As it stands, the biggest expenditure portion of the M40 group is the payment of housing loans and rental, with house prices standing at RM200,000 in the rural areas, going up to RM700,000 in urban areas. However due to the exclusion in government initiatives in securing housing, it results in much of the group into a very limited range of housing options, having to venture into expensive private housing or rental accommodations, two that could intensify their economic squeeze even further. 

This extends further into education options, weighing heavily on the shoulders of the M40. Although there are various forms of aid in the market for students under the B40 category, M40 households are expected to be responsible for most, if not the full tuition for their children’s further studies.
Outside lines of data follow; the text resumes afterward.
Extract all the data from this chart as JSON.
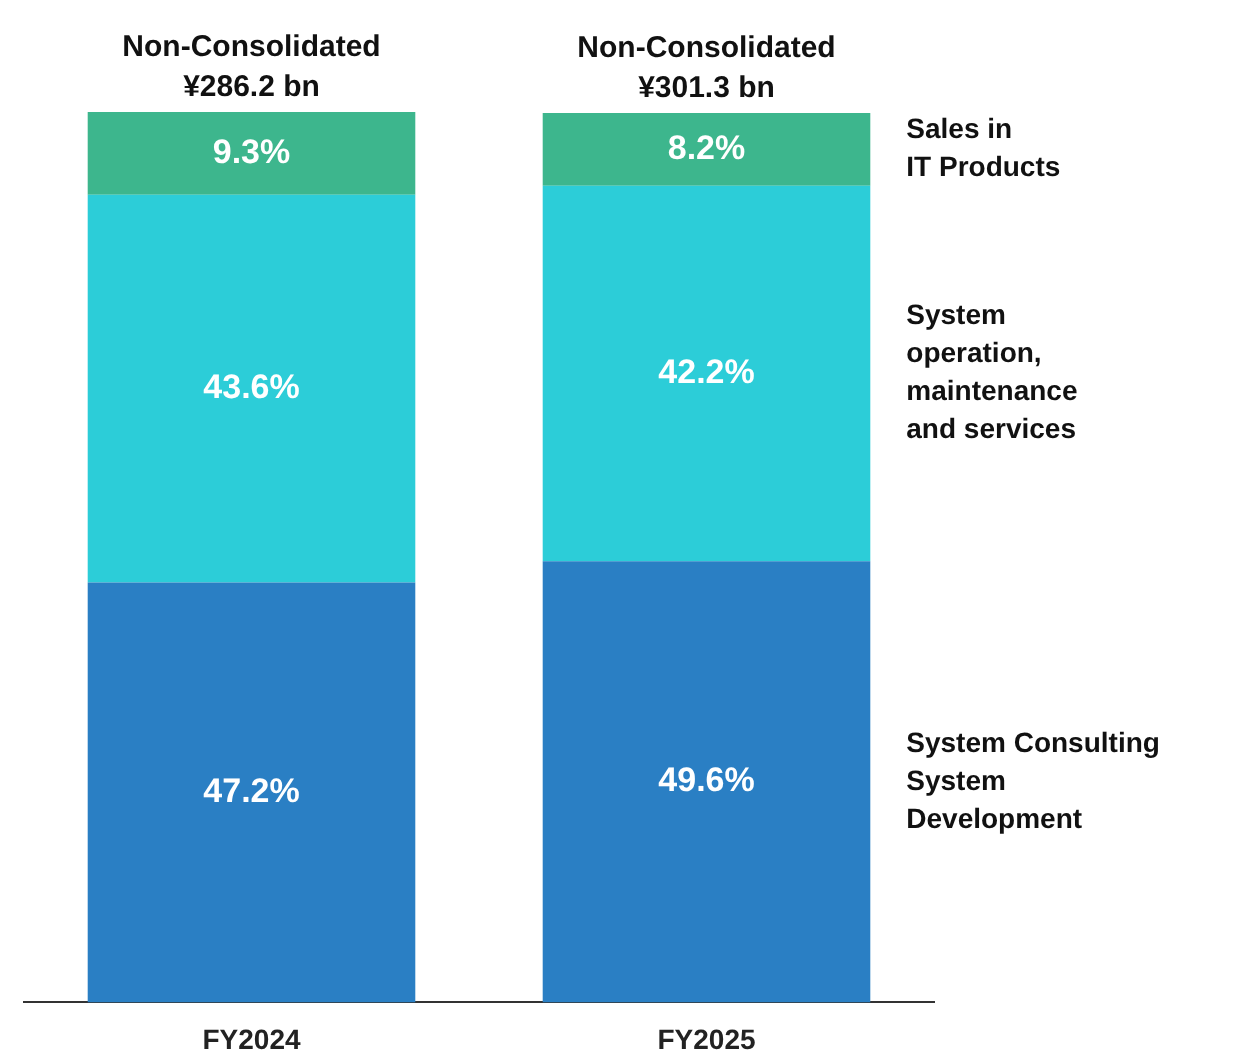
{
  "chart_data": {
    "type": "bar",
    "stacked": true,
    "categories": [
      "FY2024",
      "FY2025"
    ],
    "series": [
      {
        "name": "System Consulting\nSystem\nDevelopment",
        "color": "#2a7fc4",
        "values": [
          47.2,
          49.6
        ],
        "value_labels": [
          "47.2%",
          "49.6%"
        ]
      },
      {
        "name": "System\noperation,\nmaintenance\nand services",
        "color": "#2ccdd8",
        "values": [
          43.6,
          42.2
        ],
        "value_labels": [
          "43.6%",
          "42.2%"
        ]
      },
      {
        "name": "Sales in\nIT Products",
        "color": "#3db68d",
        "values": [
          9.3,
          8.2
        ],
        "value_labels": [
          "9.3%",
          "8.2%"
        ]
      }
    ],
    "totals": [
      "Non-Consolidated\n¥286.2 bn",
      "Non-Consolidated\n¥301.3 bn"
    ],
    "legend": false,
    "grid": false
  }
}
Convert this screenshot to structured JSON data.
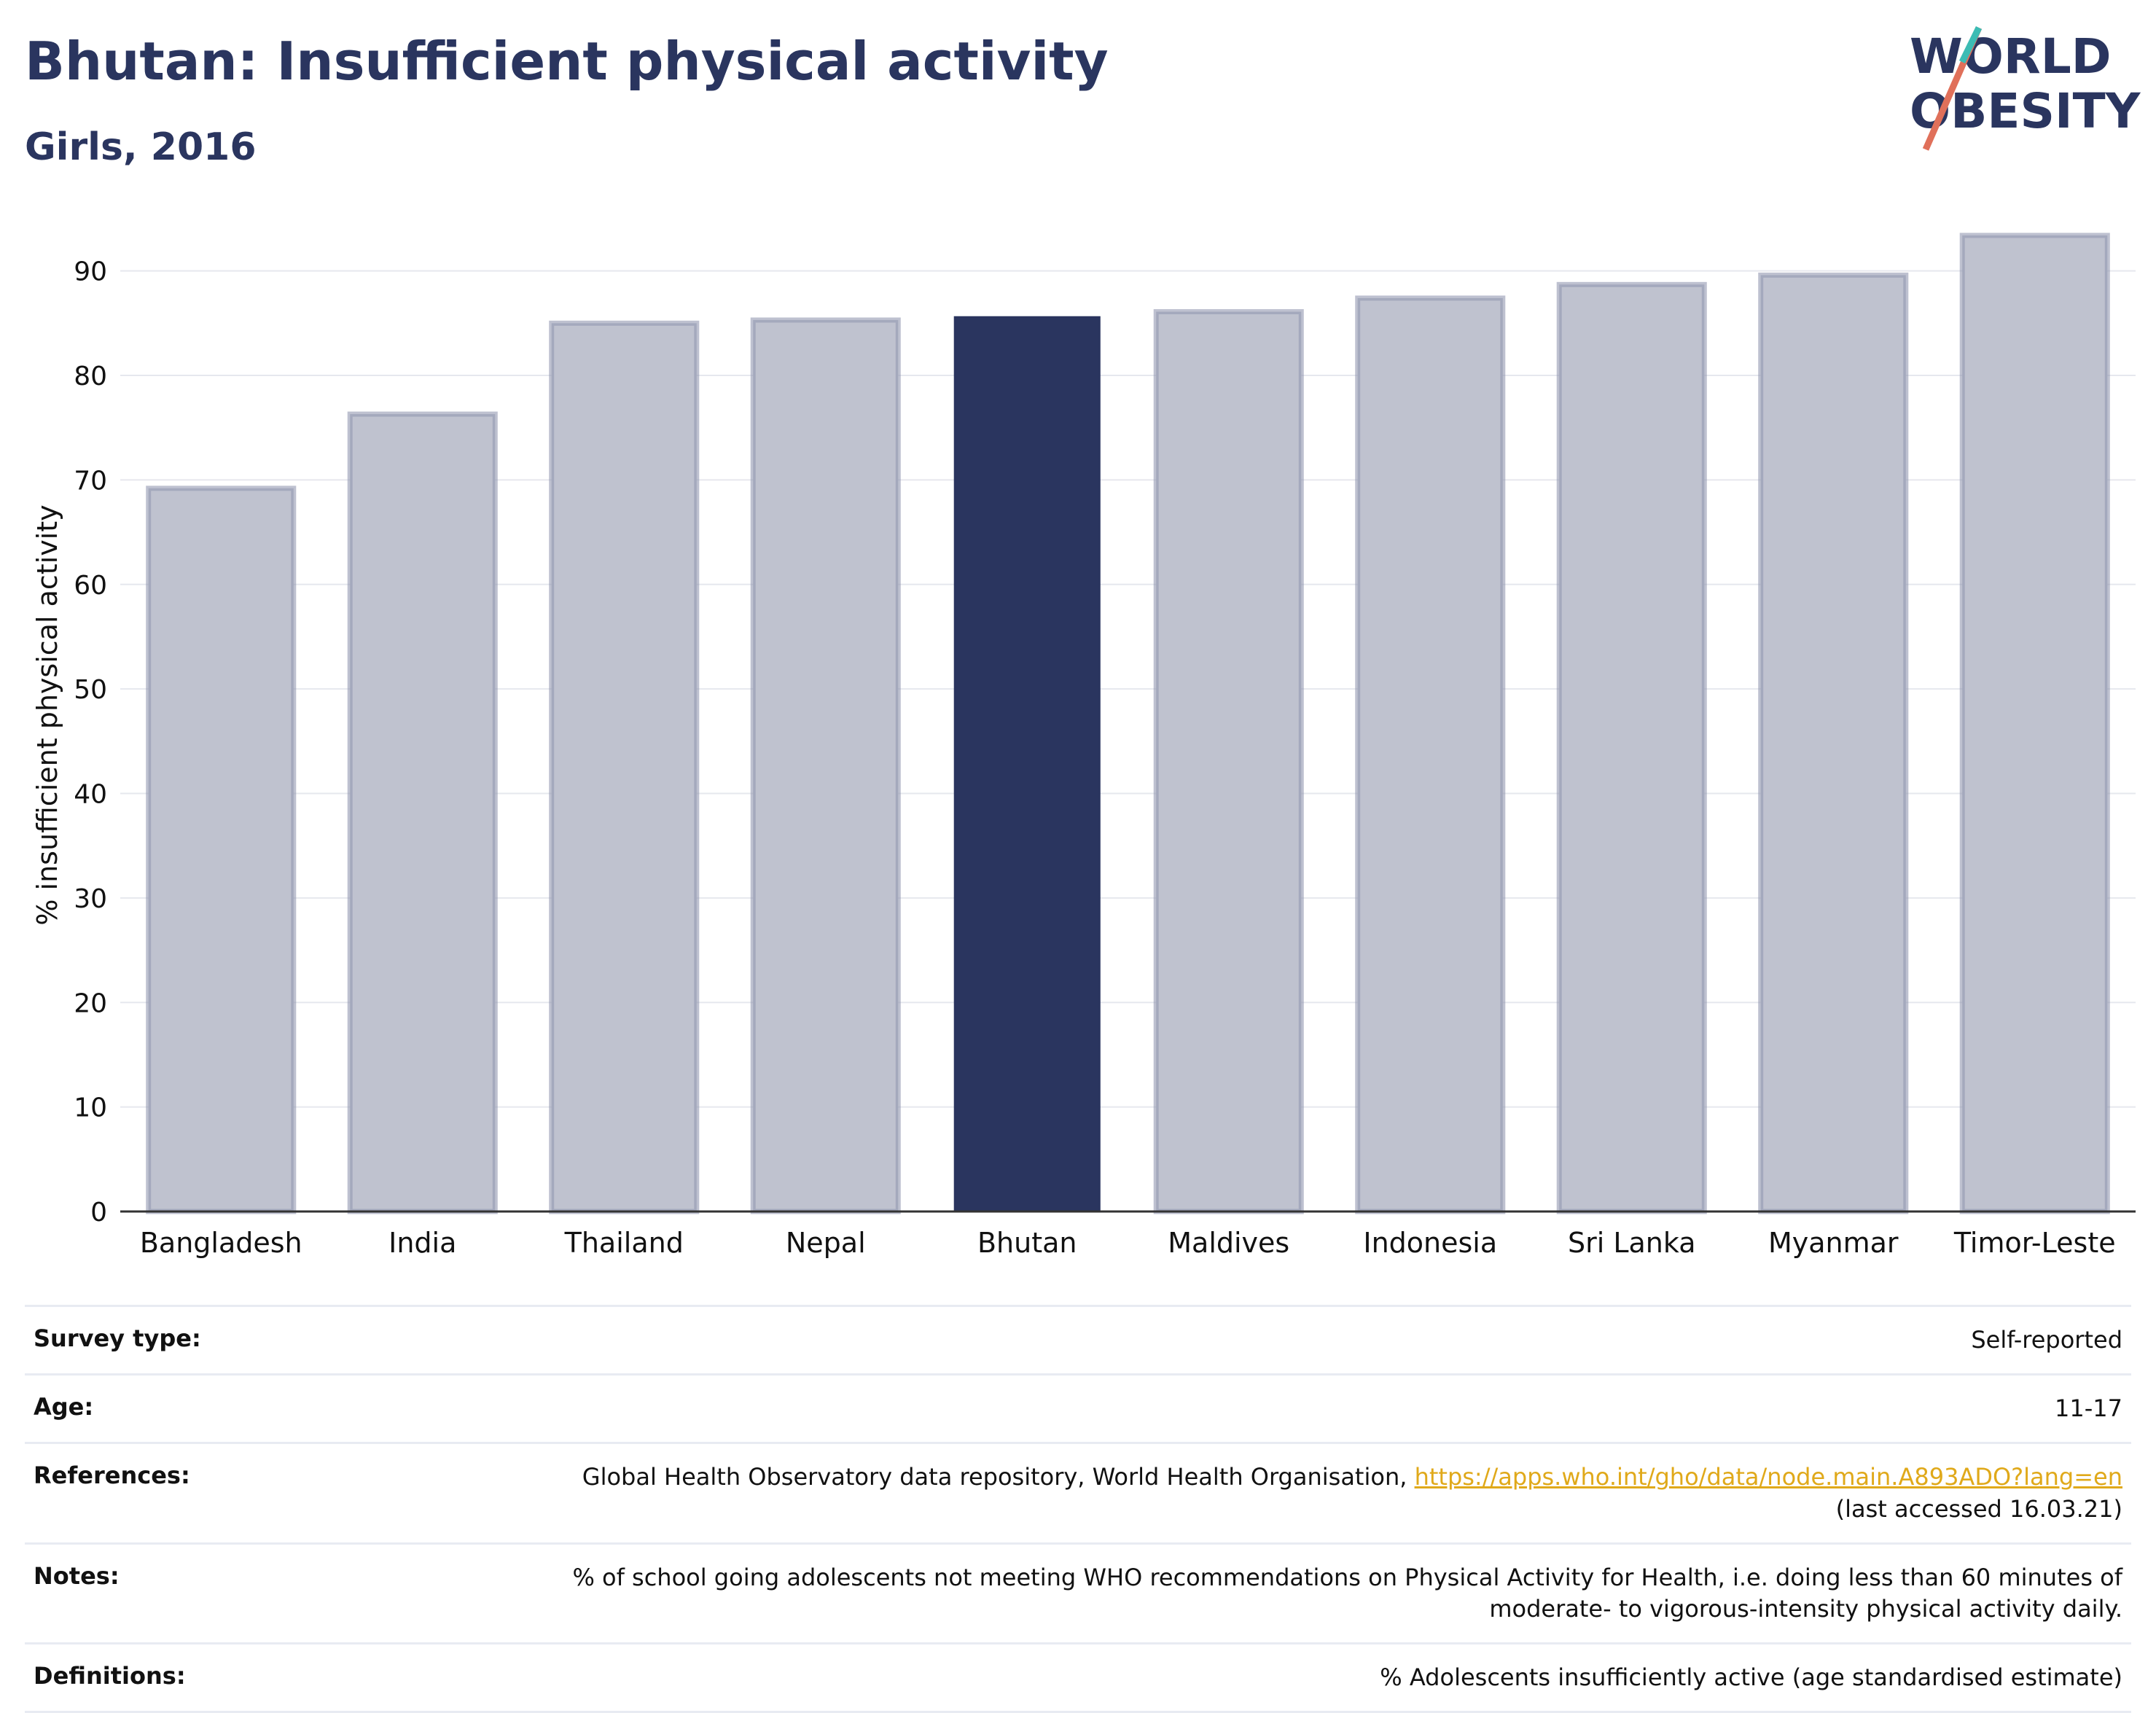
{
  "header": {
    "title": "Bhutan: Insufficient physical activity",
    "subtitle": "Girls, 2016"
  },
  "logo": {
    "line1": "WORLD",
    "line2": "OBESITY"
  },
  "colors": {
    "highlight": "#2a355f",
    "bar": "#bfc2cf",
    "bar_edge": "#9297b0",
    "link": "#e0a91a"
  },
  "chart_data": {
    "type": "bar",
    "categories": [
      "Bangladesh",
      "India",
      "Thailand",
      "Nepal",
      "Bhutan",
      "Maldives",
      "Indonesia",
      "Sri Lanka",
      "Myanmar",
      "Timor-Leste"
    ],
    "values": [
      69.2,
      76.3,
      85.0,
      85.3,
      85.6,
      86.1,
      87.4,
      88.7,
      89.6,
      93.4
    ],
    "highlight": "Bhutan",
    "ylabel": "% insufficient physical activity",
    "xlabel": "",
    "ylim": [
      0,
      95
    ],
    "yticks": [
      0,
      10,
      20,
      30,
      40,
      50,
      60,
      70,
      80,
      90
    ],
    "grid": true
  },
  "meta": [
    {
      "label": "Survey type:",
      "value": "Self-reported"
    },
    {
      "label": "Age:",
      "value": "11-17"
    },
    {
      "label": "References:",
      "value": "Global Health Observatory data repository, World Health Organisation, ",
      "link": "https://apps.who.int/gho/data/node.main.A893ADO?lang=en",
      "value2": "(last accessed 16.03.21)"
    },
    {
      "label": "Notes:",
      "value": "% of school going adolescents not meeting WHO recommendations on Physical Activity for Health, i.e. doing less than 60 minutes of",
      "value2": "moderate- to vigorous-intensity physical activity daily."
    },
    {
      "label": "Definitions:",
      "value": "% Adolescents insufficiently active (age standardised estimate)"
    }
  ]
}
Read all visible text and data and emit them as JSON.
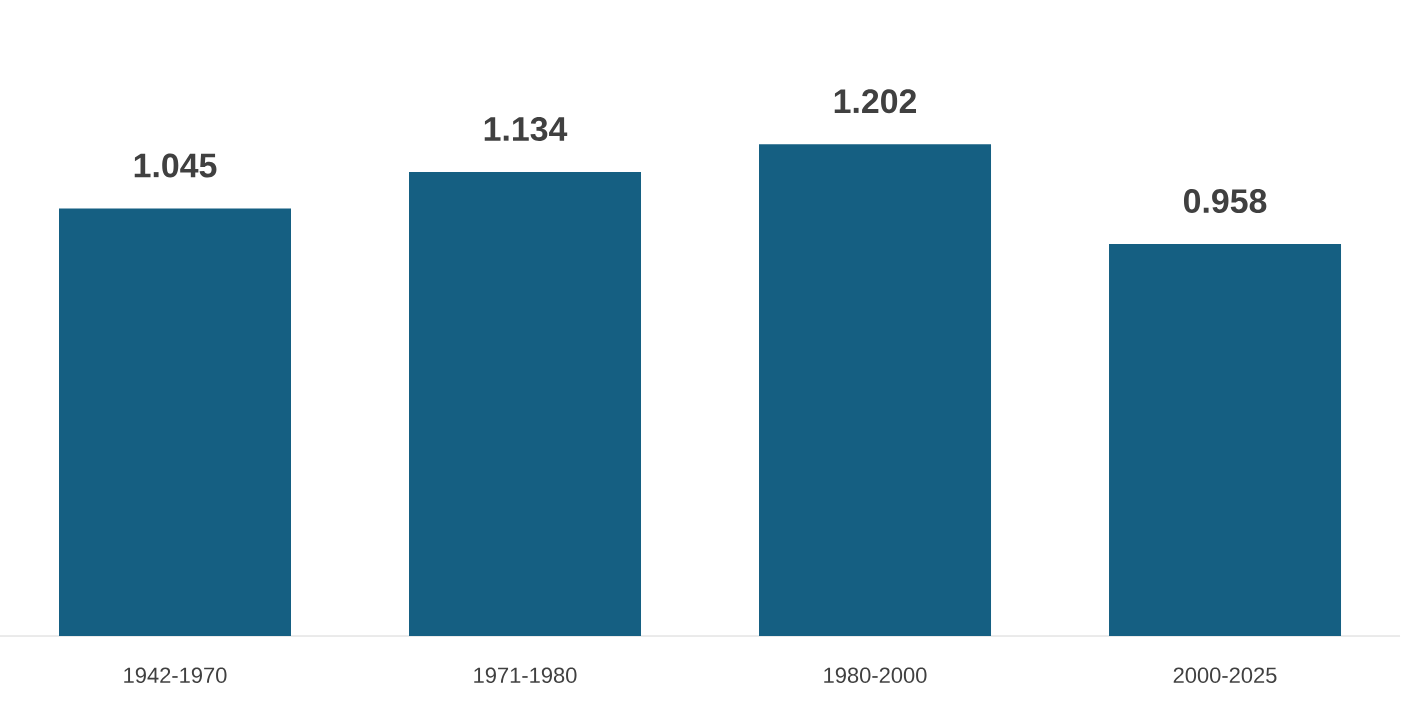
{
  "chart_data": {
    "type": "bar",
    "categories": [
      "1942-1970",
      "1971-1980",
      "1980-2000",
      "2000-2025"
    ],
    "values": [
      1.045,
      1.134,
      1.202,
      0.958
    ],
    "color": "#155f82",
    "data_labels": true
  }
}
Paired with the surge in living costs for basic necessities, reduced housing options and limited payment options for higher education, it seems as though the M40 has nowhere to run. 

Expectations on the Budget 2024

Nevertheless, a situation as grand as the squeeze had taken the limelight for the 2024 Budget, which is expected to be tabled in October 2024. Following statements made by Malaysian United Democratic Alliance (Muda) president, Syed Saddiq that states the Budget 2024 will only sandwich the M40 group’s income further, Datuk Seri Ahmad Zahid Hamidi has refuted the claims and instead stated that the Budget 2024 would benefit the group. 

Focused on empowering citizens to venture toward entrepreneurship, the government aims to prioritise strengthening the middle class and SME to alleviate the burden of rising cost of living. Moreover, targeted subsidies that include Bantuan Awal Persekolahan (Early Schooling Aid) and others are to be introduced. While hope and doubt remains in the air, there’s much anticipation for the Budget readings for the parliament. 

Conclusion

Despite the years, the lingering effects of the pandemic remain within reach, leaving many, including the M40 group, still grappling with its aftermath. Hindered by various obstacles such as limited government support and financial assistance, they face uncertainties regarding the year ahead, placing their hopes on the upcoming fiscal strategy. While only amounting to 40% of the population, the middle-income households are essential for the country’s prosperity, playing a pivotal role in driving economic growth and stability through their spending power. As the nation navigates through economic uncertainties, it is without a doubt that prioritising support for the M40 is imperative not only for the well-being of its members, but also for the nation’s overall trajectory.